Crônica- Carta além do Tempo.

Carta além do Tempo.
Caro Tio Zéca.

Esta é uma conversa que nunca tivemos, para mim teu melhor livro foi Dom Casmurro, um lindo conto infantil. Lembro apenas a introdução: “Dom Casmurro era um cascudo, preto lustroso,  preguiçoso, preguiçoso... comia: cocô.”Tem um velho conto de Natal sobre o qual já falei, o menino e o caixote, quase releitura da menina da caixinha de fósforos eu diria.
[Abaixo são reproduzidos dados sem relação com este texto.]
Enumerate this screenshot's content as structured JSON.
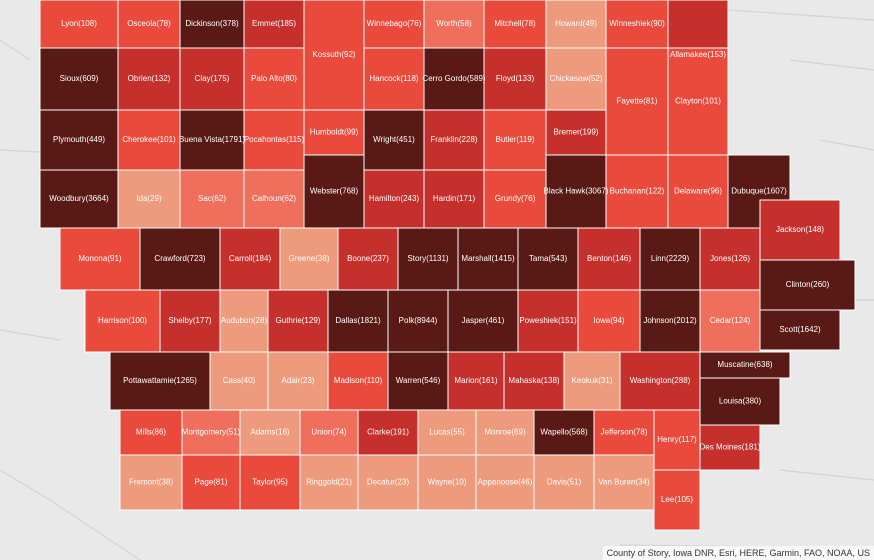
{
  "attribution": "County of Story, Iowa DNR, Esri, HERE, Garmin, FAO, NOAA, US",
  "colors": {
    "lightest": "#ee9a7c",
    "light": "#f06f5c",
    "medium": "#e94a3c",
    "dark": "#c52f2c",
    "darkest": "#591a15",
    "background": "#e9e9e9",
    "border": "#ffffff"
  },
  "legend_counts_note": "",
  "counties": [
    {
      "id": "lyon",
      "label": "Lyon(108)",
      "value": 108,
      "shade": "medium"
    },
    {
      "id": "osceola",
      "label": "Osceola(78)",
      "value": 78,
      "shade": "medium"
    },
    {
      "id": "dickinson",
      "label": "Dickinson(378)",
      "value": 378,
      "shade": "darkest"
    },
    {
      "id": "emmet",
      "label": "Emmet(185)",
      "value": 185,
      "shade": "dark"
    },
    {
      "id": "kossuth",
      "label": "Kossuth(92)",
      "value": 92,
      "shade": "medium"
    },
    {
      "id": "winnebago",
      "label": "Winnebago(76)",
      "value": 76,
      "shade": "medium"
    },
    {
      "id": "worth",
      "label": "Worth(58)",
      "value": 58,
      "shade": "light"
    },
    {
      "id": "mitchell",
      "label": "Mitchell(78)",
      "value": 78,
      "shade": "medium"
    },
    {
      "id": "howard",
      "label": "Howard(49)",
      "value": 49,
      "shade": "lightest"
    },
    {
      "id": "winneshiek",
      "label": "Winneshiek(90)",
      "value": 90,
      "shade": "medium"
    },
    {
      "id": "allamakee",
      "label": "Allamakee(153)",
      "value": 153,
      "shade": "dark"
    },
    {
      "id": "sioux",
      "label": "Sioux(609)",
      "value": 609,
      "shade": "darkest"
    },
    {
      "id": "obrien",
      "label": "Obrien(132)",
      "value": 132,
      "shade": "dark"
    },
    {
      "id": "clay",
      "label": "Clay(175)",
      "value": 175,
      "shade": "dark"
    },
    {
      "id": "paloalto",
      "label": "Palo Alto(80)",
      "value": 80,
      "shade": "medium"
    },
    {
      "id": "hancock",
      "label": "Hancock(118)",
      "value": 118,
      "shade": "medium"
    },
    {
      "id": "cerrogordo",
      "label": "Cerro Gordo(589)",
      "value": 589,
      "shade": "darkest"
    },
    {
      "id": "floyd",
      "label": "Floyd(133)",
      "value": 133,
      "shade": "dark"
    },
    {
      "id": "chickasaw",
      "label": "Chickasaw(52)",
      "value": 52,
      "shade": "lightest"
    },
    {
      "id": "fayette",
      "label": "Fayette(81)",
      "value": 81,
      "shade": "medium"
    },
    {
      "id": "clayton",
      "label": "Clayton(101)",
      "value": 101,
      "shade": "medium"
    },
    {
      "id": "plymouth",
      "label": "Plymouth(449)",
      "value": 449,
      "shade": "darkest"
    },
    {
      "id": "cherokee",
      "label": "Cherokee(101)",
      "value": 101,
      "shade": "medium"
    },
    {
      "id": "buenavista",
      "label": "Buena Vista(1791)",
      "value": 1791,
      "shade": "darkest"
    },
    {
      "id": "pocahontas",
      "label": "Pocahontas(115)",
      "value": 115,
      "shade": "medium"
    },
    {
      "id": "humboldt",
      "label": "Humboldt(99)",
      "value": 99,
      "shade": "medium"
    },
    {
      "id": "wright",
      "label": "Wright(451)",
      "value": 451,
      "shade": "darkest"
    },
    {
      "id": "franklin",
      "label": "Franklin(228)",
      "value": 228,
      "shade": "dark"
    },
    {
      "id": "butler",
      "label": "Butler(119)",
      "value": 119,
      "shade": "medium"
    },
    {
      "id": "bremer",
      "label": "Bremer(199)",
      "value": 199,
      "shade": "dark"
    },
    {
      "id": "woodbury",
      "label": "Woodbury(3664)",
      "value": 3664,
      "shade": "darkest"
    },
    {
      "id": "ida",
      "label": "Ida(29)",
      "value": 29,
      "shade": "lightest"
    },
    {
      "id": "sac",
      "label": "Sac(62)",
      "value": 62,
      "shade": "light"
    },
    {
      "id": "calhoun",
      "label": "Calhoun(62)",
      "value": 62,
      "shade": "light"
    },
    {
      "id": "webster",
      "label": "Webster(768)",
      "value": 768,
      "shade": "darkest"
    },
    {
      "id": "hamilton",
      "label": "Hamilton(243)",
      "value": 243,
      "shade": "dark"
    },
    {
      "id": "hardin",
      "label": "Hardin(171)",
      "value": 171,
      "shade": "dark"
    },
    {
      "id": "grundy",
      "label": "Grundy(76)",
      "value": 76,
      "shade": "medium"
    },
    {
      "id": "blackhawk",
      "label": "Black Hawk(3067)",
      "value": 3067,
      "shade": "darkest"
    },
    {
      "id": "buchanan",
      "label": "Buchanan(122)",
      "value": 122,
      "shade": "medium"
    },
    {
      "id": "delaware",
      "label": "Delaware(96)",
      "value": 96,
      "shade": "medium"
    },
    {
      "id": "dubuque",
      "label": "Dubuque(1607)",
      "value": 1607,
      "shade": "darkest"
    },
    {
      "id": "monona",
      "label": "Monona(91)",
      "value": 91,
      "shade": "medium"
    },
    {
      "id": "crawford",
      "label": "Crawford(723)",
      "value": 723,
      "shade": "darkest"
    },
    {
      "id": "carroll",
      "label": "Carroll(184)",
      "value": 184,
      "shade": "dark"
    },
    {
      "id": "greene",
      "label": "Greene(38)",
      "value": 38,
      "shade": "lightest"
    },
    {
      "id": "boone",
      "label": "Boone(237)",
      "value": 237,
      "shade": "dark"
    },
    {
      "id": "story",
      "label": "Story(1131)",
      "value": 1131,
      "shade": "darkest"
    },
    {
      "id": "marshall",
      "label": "Marshall(1415)",
      "value": 1415,
      "shade": "darkest"
    },
    {
      "id": "tama",
      "label": "Tama(543)",
      "value": 543,
      "shade": "darkest"
    },
    {
      "id": "benton",
      "label": "Benton(146)",
      "value": 146,
      "shade": "dark"
    },
    {
      "id": "linn",
      "label": "Linn(2229)",
      "value": 2229,
      "shade": "darkest"
    },
    {
      "id": "jones",
      "label": "Jones(126)",
      "value": 126,
      "shade": "dark"
    },
    {
      "id": "jackson",
      "label": "Jackson(148)",
      "value": 148,
      "shade": "dark"
    },
    {
      "id": "harrison",
      "label": "Harrison(100)",
      "value": 100,
      "shade": "medium"
    },
    {
      "id": "shelby",
      "label": "Shelby(177)",
      "value": 177,
      "shade": "dark"
    },
    {
      "id": "audubon",
      "label": "Audubon(28)",
      "value": 28,
      "shade": "lightest"
    },
    {
      "id": "guthrie",
      "label": "Guthrie(129)",
      "value": 129,
      "shade": "dark"
    },
    {
      "id": "dallas",
      "label": "Dallas(1821)",
      "value": 1821,
      "shade": "darkest"
    },
    {
      "id": "polk",
      "label": "Polk(8944)",
      "value": 8944,
      "shade": "darkest"
    },
    {
      "id": "jasper",
      "label": "Jasper(461)",
      "value": 461,
      "shade": "darkest"
    },
    {
      "id": "poweshiek",
      "label": "Poweshiek(151)",
      "value": 151,
      "shade": "dark"
    },
    {
      "id": "iowa",
      "label": "Iowa(94)",
      "value": 94,
      "shade": "medium"
    },
    {
      "id": "johnson",
      "label": "Johnson(2012)",
      "value": 2012,
      "shade": "darkest"
    },
    {
      "id": "cedar",
      "label": "Cedar(124)",
      "value": 124,
      "shade": "light"
    },
    {
      "id": "clinton",
      "label": "Clinton(260)",
      "value": 260,
      "shade": "darkest"
    },
    {
      "id": "scott",
      "label": "Scott(1642)",
      "value": 1642,
      "shade": "darkest"
    },
    {
      "id": "muscatine",
      "label": "Muscatine(638)",
      "value": 638,
      "shade": "darkest"
    },
    {
      "id": "pottawattamie",
      "label": "Pottawattamie(1265)",
      "value": 1265,
      "shade": "darkest"
    },
    {
      "id": "cass",
      "label": "Cass(40)",
      "value": 40,
      "shade": "lightest"
    },
    {
      "id": "adair",
      "label": "Adair(23)",
      "value": 23,
      "shade": "lightest"
    },
    {
      "id": "madison",
      "label": "Madison(110)",
      "value": 110,
      "shade": "medium"
    },
    {
      "id": "warren",
      "label": "Warren(546)",
      "value": 546,
      "shade": "darkest"
    },
    {
      "id": "marion",
      "label": "Marion(161)",
      "value": 161,
      "shade": "dark"
    },
    {
      "id": "mahaska",
      "label": "Mahaska(138)",
      "value": 138,
      "shade": "dark"
    },
    {
      "id": "keokuk",
      "label": "Keokuk(31)",
      "value": 31,
      "shade": "lightest"
    },
    {
      "id": "washington",
      "label": "Washington(288)",
      "value": 288,
      "shade": "dark"
    },
    {
      "id": "louisa",
      "label": "Louisa(380)",
      "value": 380,
      "shade": "darkest"
    },
    {
      "id": "mills",
      "label": "Mills(86)",
      "value": 86,
      "shade": "medium"
    },
    {
      "id": "montgomery",
      "label": "Montgomery(51)",
      "value": 51,
      "shade": "light"
    },
    {
      "id": "adams",
      "label": "Adams(16)",
      "value": 16,
      "shade": "lightest"
    },
    {
      "id": "union",
      "label": "Union(74)",
      "value": 74,
      "shade": "light"
    },
    {
      "id": "clarke",
      "label": "Clarke(191)",
      "value": 191,
      "shade": "dark"
    },
    {
      "id": "lucas",
      "label": "Lucas(55)",
      "value": 55,
      "shade": "lightest"
    },
    {
      "id": "monroe",
      "label": "Monroe(69)",
      "value": 69,
      "shade": "lightest"
    },
    {
      "id": "wapello",
      "label": "Wapello(568)",
      "value": 568,
      "shade": "darkest"
    },
    {
      "id": "jefferson",
      "label": "Jefferson(78)",
      "value": 78,
      "shade": "medium"
    },
    {
      "id": "henry",
      "label": "Henry(117)",
      "value": 117,
      "shade": "medium"
    },
    {
      "id": "desmoines",
      "label": "Des Moines(181)",
      "value": 181,
      "shade": "dark"
    },
    {
      "id": "fremont",
      "label": "Fremont(38)",
      "value": 38,
      "shade": "lightest"
    },
    {
      "id": "page",
      "label": "Page(81)",
      "value": 81,
      "shade": "medium"
    },
    {
      "id": "taylor",
      "label": "Taylor(95)",
      "value": 95,
      "shade": "medium"
    },
    {
      "id": "ringgold",
      "label": "Ringgold(21)",
      "value": 21,
      "shade": "lightest"
    },
    {
      "id": "decatur",
      "label": "Decatur(23)",
      "value": 23,
      "shade": "lightest"
    },
    {
      "id": "wayne",
      "label": "Wayne(10)",
      "value": 10,
      "shade": "lightest"
    },
    {
      "id": "appanoose",
      "label": "Appanoose(46)",
      "value": 46,
      "shade": "lightest"
    },
    {
      "id": "davis",
      "label": "Davis(51)",
      "value": 51,
      "shade": "lightest"
    },
    {
      "id": "vanburen",
      "label": "Van Buren(34)",
      "value": 34,
      "shade": "lightest"
    },
    {
      "id": "lee",
      "label": "Lee(105)",
      "value": 105,
      "shade": "medium"
    }
  ]
}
Última sessão é muito bom, Os nomes da Nossa Dor é o melhor, hermético para o leitor comum, como eu, difícil mas mudou um pouco o que eu pensava. Quando li Natasha não gostei muito, confesso me pareceu que tu a conhecia “A loucura” por fora, como teoria e não como dor.
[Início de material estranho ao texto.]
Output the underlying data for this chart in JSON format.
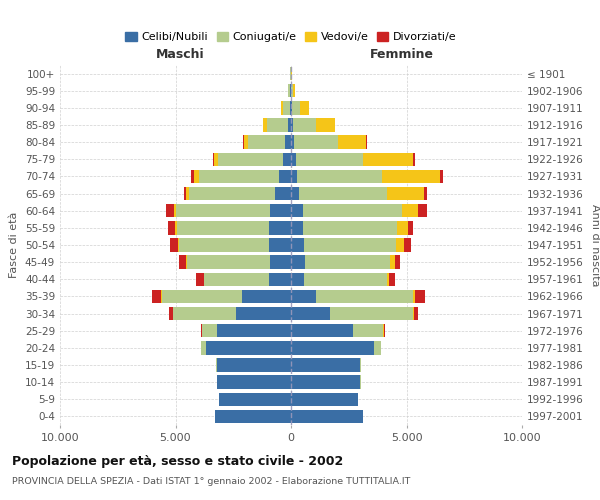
{
  "age_groups": [
    "0-4",
    "5-9",
    "10-14",
    "15-19",
    "20-24",
    "25-29",
    "30-34",
    "35-39",
    "40-44",
    "45-49",
    "50-54",
    "55-59",
    "60-64",
    "65-69",
    "70-74",
    "75-79",
    "80-84",
    "85-89",
    "90-94",
    "95-99",
    "100+"
  ],
  "birth_years": [
    "1997-2001",
    "1992-1996",
    "1987-1991",
    "1982-1986",
    "1977-1981",
    "1972-1976",
    "1967-1971",
    "1962-1966",
    "1957-1961",
    "1952-1956",
    "1947-1951",
    "1942-1946",
    "1937-1941",
    "1932-1936",
    "1927-1931",
    "1922-1926",
    "1917-1921",
    "1912-1916",
    "1907-1911",
    "1902-1906",
    "≤ 1901"
  ],
  "males": {
    "celibi": [
      3300,
      3100,
      3200,
      3200,
      3700,
      3200,
      2400,
      2100,
      950,
      900,
      950,
      950,
      900,
      700,
      500,
      350,
      250,
      150,
      50,
      30,
      10
    ],
    "coniugati": [
      5,
      5,
      10,
      30,
      200,
      650,
      2700,
      3500,
      2800,
      3600,
      3900,
      4000,
      4100,
      3700,
      3500,
      2800,
      1600,
      900,
      300,
      80,
      20
    ],
    "vedovi": [
      2,
      2,
      2,
      3,
      5,
      5,
      10,
      20,
      30,
      50,
      60,
      80,
      80,
      130,
      200,
      180,
      200,
      150,
      80,
      20,
      5
    ],
    "divorziati": [
      2,
      2,
      3,
      5,
      10,
      40,
      150,
      400,
      330,
      280,
      310,
      300,
      350,
      120,
      150,
      50,
      30,
      20,
      10,
      5,
      2
    ]
  },
  "females": {
    "nubili": [
      3100,
      2900,
      3000,
      3000,
      3600,
      2700,
      1700,
      1100,
      550,
      600,
      550,
      500,
      500,
      350,
      250,
      200,
      150,
      100,
      40,
      20,
      10
    ],
    "coniugate": [
      5,
      5,
      10,
      40,
      280,
      1300,
      3600,
      4200,
      3600,
      3700,
      4000,
      4100,
      4300,
      3800,
      3700,
      2900,
      1900,
      1000,
      350,
      80,
      10
    ],
    "vedove": [
      2,
      2,
      2,
      3,
      5,
      10,
      30,
      70,
      100,
      200,
      350,
      450,
      700,
      1600,
      2500,
      2200,
      1200,
      800,
      400,
      80,
      10
    ],
    "divorziate": [
      2,
      2,
      3,
      5,
      10,
      40,
      180,
      450,
      240,
      230,
      310,
      250,
      380,
      150,
      150,
      80,
      30,
      20,
      10,
      5,
      2
    ]
  },
  "colors": {
    "celibi": "#3A6EA5",
    "coniugati": "#B5CC8E",
    "vedovi": "#F5C518",
    "divorziati": "#CC2222"
  },
  "title": "Popolazione per età, sesso e stato civile - 2002",
  "subtitle": "PROVINCIA DELLA SPEZIA - Dati ISTAT 1° gennaio 2002 - Elaborazione TUTTITALIA.IT",
  "xlabel_left": "Maschi",
  "xlabel_right": "Femmine",
  "ylabel_left": "Fasce di età",
  "ylabel_right": "Anni di nascita",
  "xlim": 10000,
  "background_color": "#ffffff",
  "grid_color": "#cccccc",
  "legend_labels": [
    "Celibi/Nubili",
    "Coniugati/e",
    "Vedovi/e",
    "Divorziati/e"
  ]
}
“Sofia está Louca.” É fantástico, página 50 do primeiro livro... minha poética aborda constantemente a loucura, chato até para os parcos robôs leitores que tenho. “Bem feito que ela agora está louca” é perfeito. Na nossa família esse sempre foi o grande tema acredito. Bem, quando era bem  pequena e acordávamos cedo os dois, uma vez, houve uma das grandes brigas dos verões sobre o mote: quem é o Louco... Havia muita energia e hormônios envolvidos entre os adultos e uma luta invisível pela sabedoria e pelo poder, típica dos 30 e poucos anos acredito. Bem, estávamos alojados no INPS, pois meu pai era funcionário deste instituto, logo o quarto que usávamos levava essa alcunha, naquela louca briga de idéias e de personalidades fortes veio a sentença: Fulano é Louco, não Louca é Beltrana, não é Sicrano: Louco de pedra... Todos vocês o são, resumi! Fizemos correndo as malas, feito ciganos mordidos pela raiva, e partimos... Sofia está louca adorei reler, me fez me sentir em casa...
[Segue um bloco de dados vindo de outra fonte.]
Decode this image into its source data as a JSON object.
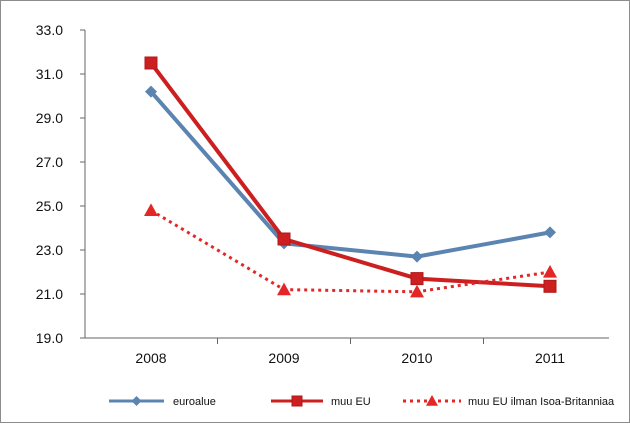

A loucura? Eu lendo teus escritos pensava bem baixinho, ele não a conhece... Ele nada sabe sobre ela, só o que leu, nunca o que sentiu. Passados os anos e muitas conversas sobre o assunto, eu digo que tenho depressão desde que nasci, e muitas vezes ela me derrubou, hoje sou um “raro caso de auto cura” porque desisti e aceitei e principalmente entendi. Aos 14 anos ela aprofundou terrivelmente, pois foi Sartre e seu “O Quarto” que me tiraram da escuridão, ao ler o seu texto entendi que aquele ambiente em que eu vivia não era só meu, como temi que alguém visse minhas estátuas, fiz auto terapia com Sartre, viu que chique... Hoje elas dançam soltas e livres na rede... Bem naquela época a fofoca familiar me trouxe um ruído: Fernanda é Autista! (não sei se tu foi quem disse,mas caiu em tua conta)Fiquei furiosa, muito,muito furiosa, rompemos da minha parte nosso longo amor fraterno, não aceitei o termo, talvez eu fosse um pouco Autista tanto que hoje sou Artista, deixaste de ser meu tio preferido, tua primeira morte para mim. Que as pessoas morrem muitas vezes umas para as outras... Nem sei se é verdade essa fofoca... Mas, da raiva veio depois de muito tempo a pergunta: e se? Se eu fosse mesmo autista e tu nada vez? Depois o alívio: Graças ao bom Deus que nada foi feito... Porque hoje penso que a medicina destrói em algumas vezes a mente com drogas, será? Que Sofia era Louca? Ou ficou?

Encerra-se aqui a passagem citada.